EVG-Verkehrsausschuss: Die Schiene bleibt weiter auf der Strecke

Die aktuelle Verkehrspolitik der Bundesregierung läuft Gefahr, keine der im Koalitionsvertrag vereinbarten Ziele zu erreichen. Das ergibt eine Auswertung der aktuellen Finanzplanungen des Bundes für die Schiene. Sie wurde in der vergangenen Sitzung des Verkehrsausschuss der EVG präsentiert. Das Gremium vereint Expertinnen und Experten aus allen EVG-Landesverbänden mit wechselnden Gästen. Sie kommen mehrmals im Jahr zusammen.

Aber nicht nur am Geld hapern die Fortschritte. Nach drei Monaten 9-Euro-Ticket steht es zudem um die Kraft und Gesundheit der Beschäftigten miserabel. Zugmaterial und Infrastruktur ächzen so laut wie nie. „Bei Tiertransporten in diesem Ausmaß wäre das Veterinäramt sofort eingeschritten“, bringt Stefanie Nüßlein, Zugbegleiterin der DG Regio Aschaffenburg ihre Erlebnisse der vergangenen drei Monate mit dem 9-Euro-Ticket auf den Punkt. Viele Beschäftigte wurden durch diese Dauerbelastung arbeitsunfähig. Auch Loks, Waggons und Schienen litten mehr als sonst. „Wir fahren seit Ende Juli häufig mit Fahrzeugen ohne Klimaanlage, Federn oder Drehgestelle können nicht ausgetauscht werden“, beschreibt Benedikt Rothlauf, Lokführer DB Regio Unterfranken. Es fehlt an Ersatzteilen und Werkstattpersonal. 
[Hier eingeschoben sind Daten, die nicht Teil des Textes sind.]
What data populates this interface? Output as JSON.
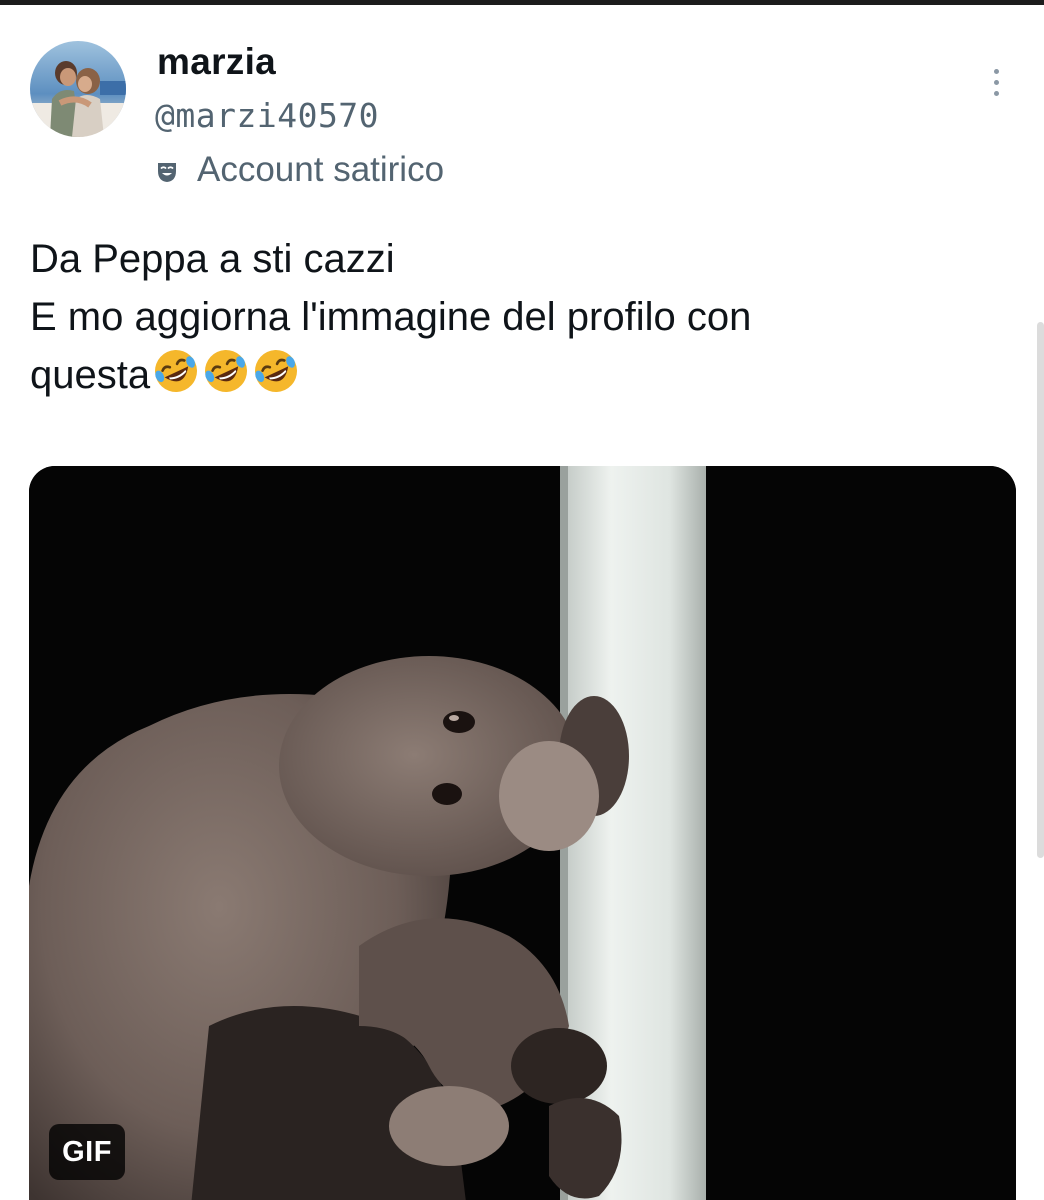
{
  "tweet": {
    "author": {
      "display_name": "marzia",
      "handle": "@marzi40570",
      "label": "Account satirico",
      "label_icon": "comedy-mask-icon",
      "avatar": "profile-photo"
    },
    "more_icon": "more-vertical-icon",
    "text_lines": [
      "Da Peppa a sti cazzi",
      "E mo aggiorna l'immagine del profilo con",
      "questa🤣🤣🤣"
    ],
    "media": {
      "kind": "animated-gif",
      "badge": "GIF"
    }
  },
  "colors": {
    "primary_text": "#0f1419",
    "secondary_text": "#536471",
    "media_background": "#050505"
  }
}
Das 9-Euro-Ticket hatte aber positive Effekte erzielt, wie beispielsweise das einfache Reisen ohne Tarifdschungel bundesweit oder die Klimawirkung von 1,8 Mio. Tonnen eingespartem CO2. Dennoch zeigte es dem System Schiene sehr deutlich seine Schwachstellen auf. „Wäre das 9-Euro-Ticket anständig vorbereitet gewesen, hätte es weniger Chaos gegeben“, stellt Gewerkschafts-Vize Martin Burkert fest. „Wir werden alle Ideen einer Nachfolgeregelung intensiv begleiten und stellen uns als erstes immer vor die Beschäftigten.“ Wichtig sind neben einem bezahlbaren Preis und einfachen, transparenten Tarifen, dass dringend in Personal, Fahrzeuge und Infrastruktur investiert werden muss. 

Politischer Gast der Onlinesitzung war der Bahnpolitische Sprecher der Bundestagsfraktion DIE LINKE, Bernd Riexinger. Er sieht nach der enormen Resonanz auf das 9-Euro-Ticket große Chancen für mehr Investitionen in die Schiene. „Die Bahn muss massiv ausgebaut werden, um die gewünschte Verkehrsverlagerung auf die Schiene zu erreichen“. Zugleich sei es für ihn skandalös, dass die Bundesmittel für den Schienengüterverkehr auch bei der aktuellen Bundesregierung gekürzt werden. „Die Verlagerung der Güter auf die Schiene ist dadurch gefährdet“. 

Weitere Sorgenkinder, die den Themenalltag der EVG beherrschen ist der Deutschlandtakt, DAS zentrale Projekt, mit dem bundesweites Bahnreisen schneller, pünktlicher und einfacher werden soll: „dafür ist momentan kein Euro finanziert“, resümiert Martin Burkert. Auch die letzte getroffene Leistungs- und Finanzierungsvereinbarung für die Instandhaltung des Schienennetzes wurde unter ganz anderen Inflationsannahmen vereinbart und ist jetzt unterfinanziert. „Wir bleiben dran!“, so Burkert.